Some of the most viewed topics on this blog are those concerning double breasted company. That is a two separate firms, commonly owned, one that is a signatory to a union and the other that is merit shop.
An issue frequently encountered with double breasted construction companies is an union arbitrator’s jurisdiction over the non-signatory firm. The issue usually goes something like this. A signatory employer’s collective bargaining agreement contains language prohibiting double breasting (which could be invalid). The collective bargaining agreement also contains an arbitration provision requiring all disputes concerning a breach of the agreement (a grievance) be decided by an arbitrator in private arbitration. The union files a demand for arbitration claiming that the union signatory has breached the collective bargaining agreement’s anti-dual shop provision. The union names the non-union firm as a party to the arbitration based on its status as an alleged “single employer.”

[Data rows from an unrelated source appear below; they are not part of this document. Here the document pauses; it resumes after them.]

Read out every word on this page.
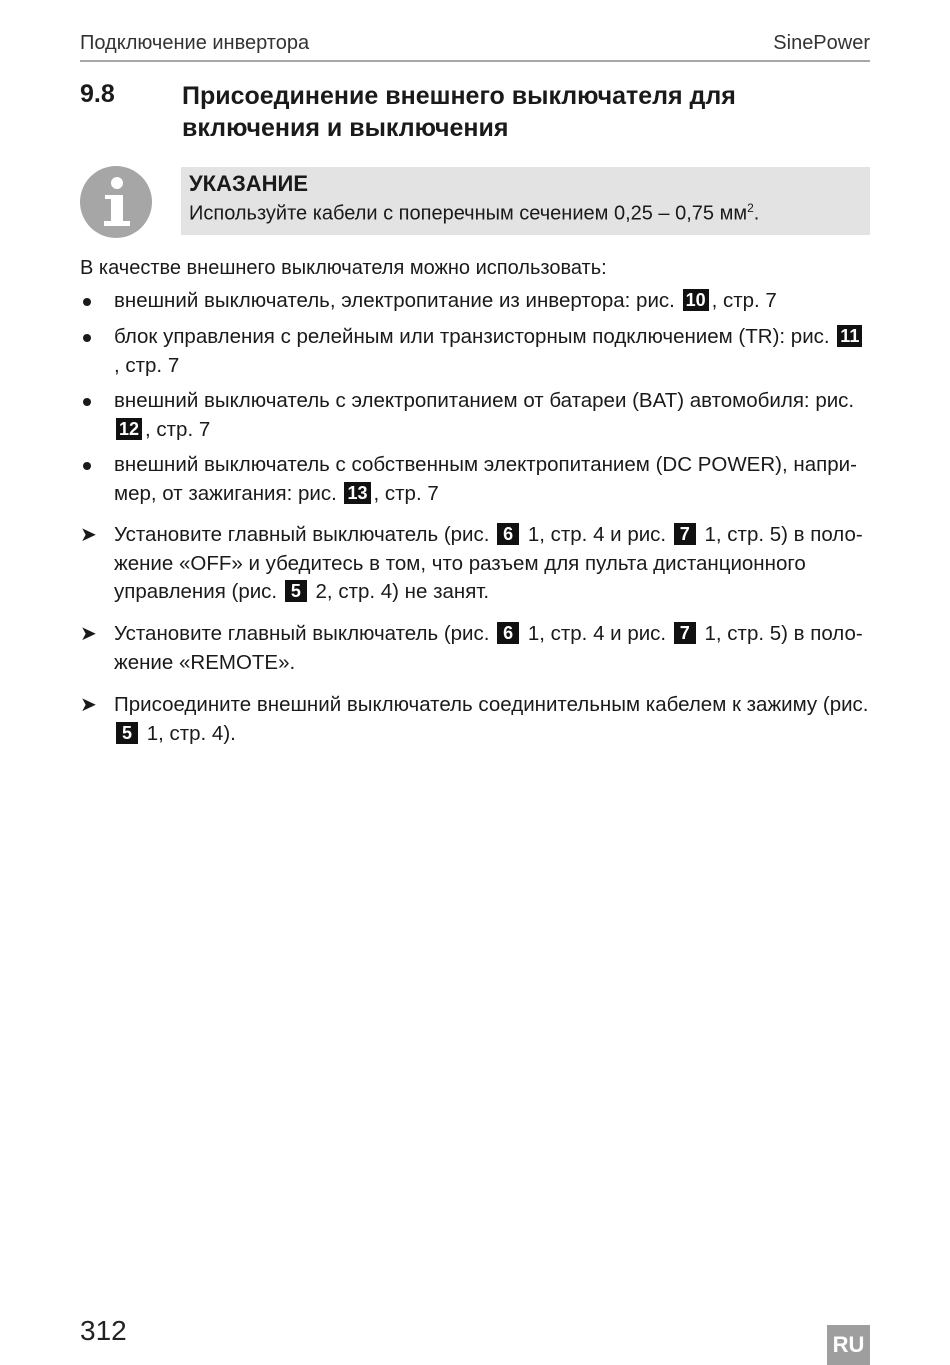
Подключение инвертора	SinePower
9.8	Присоединение внешнего выключателя для включения и выключения
УКАЗАНИЕ
Используйте кабели с поперечным сечением 0,25 – 0,75 $мм^2$.
В качестве внешнего выключателя можно использовать:
внешний выключатель, электропитание из инвертора: рис. 10 , стр. 7
блок управления с релейным или транзисторным подключением (TR): рис. 11, стр. 7
внешний выключатель с электропитанием от батареи (BAT) автомобиля: рис. 12 , стр. 7
внешний выключатель с собственным электропитанием (DC POWER), например, от зажигания: рис. 13 , стр. 7
➤ Установите главный выключатель (рис. 6 1, стр. 4 и рис. 7 1, стр. 5) в положение «OFF» и убедитесь в том, что разъем для пульта дистанционного управления (рис. 5 2, стр. 4) не занят.
➤ Установите главный выключатель (рис. 6 1, стр. 4 и рис. 7 1, стр. 5) в положение «REMOTE».
➤ Присоедините внешний выключатель соединительным кабелем к зажиму (рис. 5 1, стр. 4).
312	RU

What should the non-union firm do? It should ignore the arbitration demand or file an action in federal court to obtain a court order prohibiting the arbitrator from taking any action against it. The law in most – if not all – jurisdictions is that an arbitrator has no jurisdiction over a non-signatory firm. If the union obtains an arbitration award against the non-union firm, the District Court will vacate that award if the non-union firm requests relief. The general rule is that only a court can determine whether a non-signatory is bound by a collective bargaining agreement. Moreover, some courts have held that a court must determine that the union and non-union entities are a single employer before that will happen. Because a single employer finding is fact sensitive, that cannot be done without discovery.
The take away. If you own a dual shop firm and receive a demand from the union to arbitrate, you need to review your collective bargaining agreement, be prepared to fight the union, and win.